Why You Should Never Put Oil Down The Drain

Consider this your public service announcement. Cooking oil should never ever be poured down the drain. Pouring oil or other cooking fats, like bacon grease or beef tallow, into your kitchen sink can lead to serious damage. It may clog your pipes, according to Lifehacker. Worse, depending on your setup, it may even affect your neighbor's plumbing or even your town's sewer (via The Daily Meal).

What do you think happens when you, innocently enough, rinse the leftover shortening from a batch of homemade fries down the drain? In many cases, that oil will harden from a liquid to a solid state as it cools. This is a clog just waiting to happen. The congealed oil will coat your pipes, especially the U-bend under the sink.

About that U-bend: Shane Mahaffey, master plumber and CEO of Towne Plumber told HuffPost, "Anything heavier than water gets caught here." That includes food scraps. Before you know it, you may end up with a stinky mess and a hefty plumbing bill.

Oil clogs the drain

Oils that remain liquid at room temperature, like olive and canola oil, can still wreak havoc. Oil doesn't mix with water and will end up coating your pipes. Mahaffey said, "The blockage created will eventually send the water in your sewer back up into your pipes."
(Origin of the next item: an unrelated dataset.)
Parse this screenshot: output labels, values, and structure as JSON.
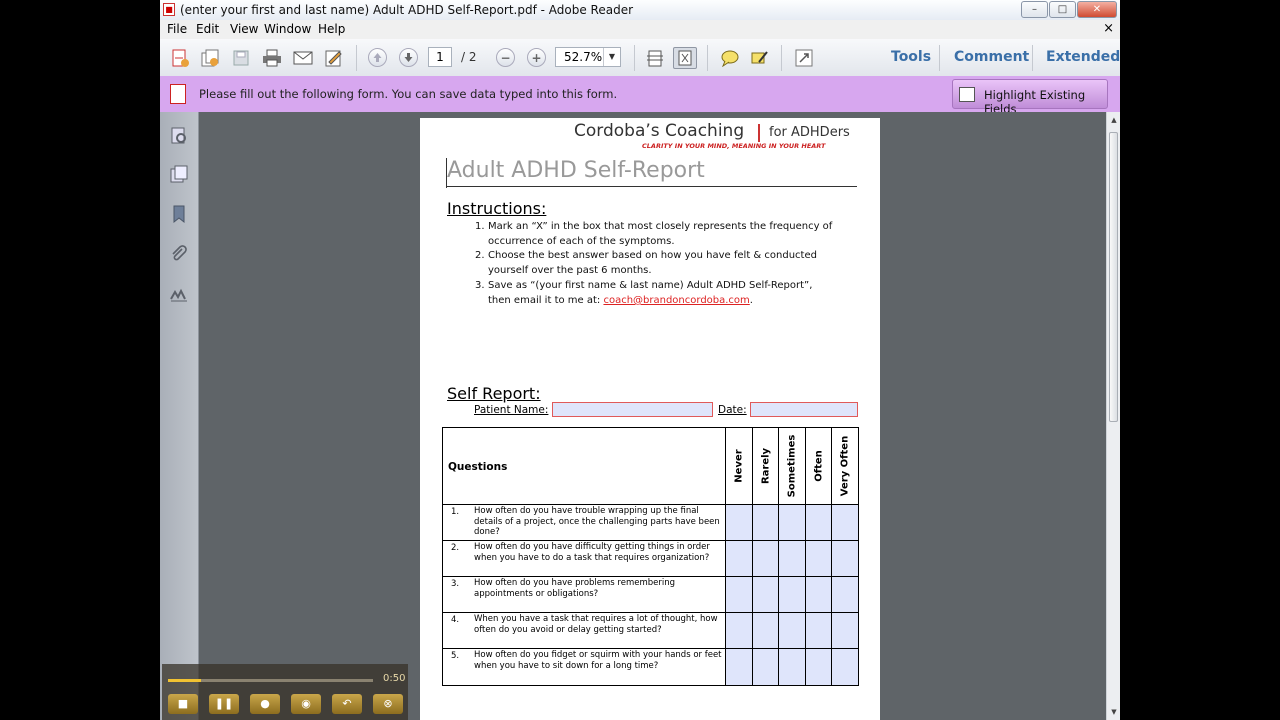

If the oil does manage to clear the scene, it will make its way into the sewer system where it doesn't belong. Here it mingles with other people's discarded grease as well as wastewater treatment chemicals. When the fatty acids in oil encounter calcium, which is commonly found in sewer water, a waxy compound is formed. The result is a fat blob that sticks to other fat blobs, along with the sewer's walls and ceilings. An anchored blob, otherwise known as a "fatberg," can grow over time. One fatberg excavated from a British sewer weighed 130 tons. Don't believe us? Proof is on display at the Museum of London, where part of it has a live camera trained on it at all times.

Clearly, it's your civic duty to properly dispose of used cooking oil. Store it, don't pour it. Cooled oil can be collected in a container and then deposited in the trash. If you slip up, chase the oil with a pot of boiling water, followed by one cup of baking soda, then one cup of vinegar, and a final cup of water. Then, after plugging your drain for five to ten minutes, send through another pot of boiling water. That should keep the fatbergs at bay — at least if you don't dump oil down your drain on the regular.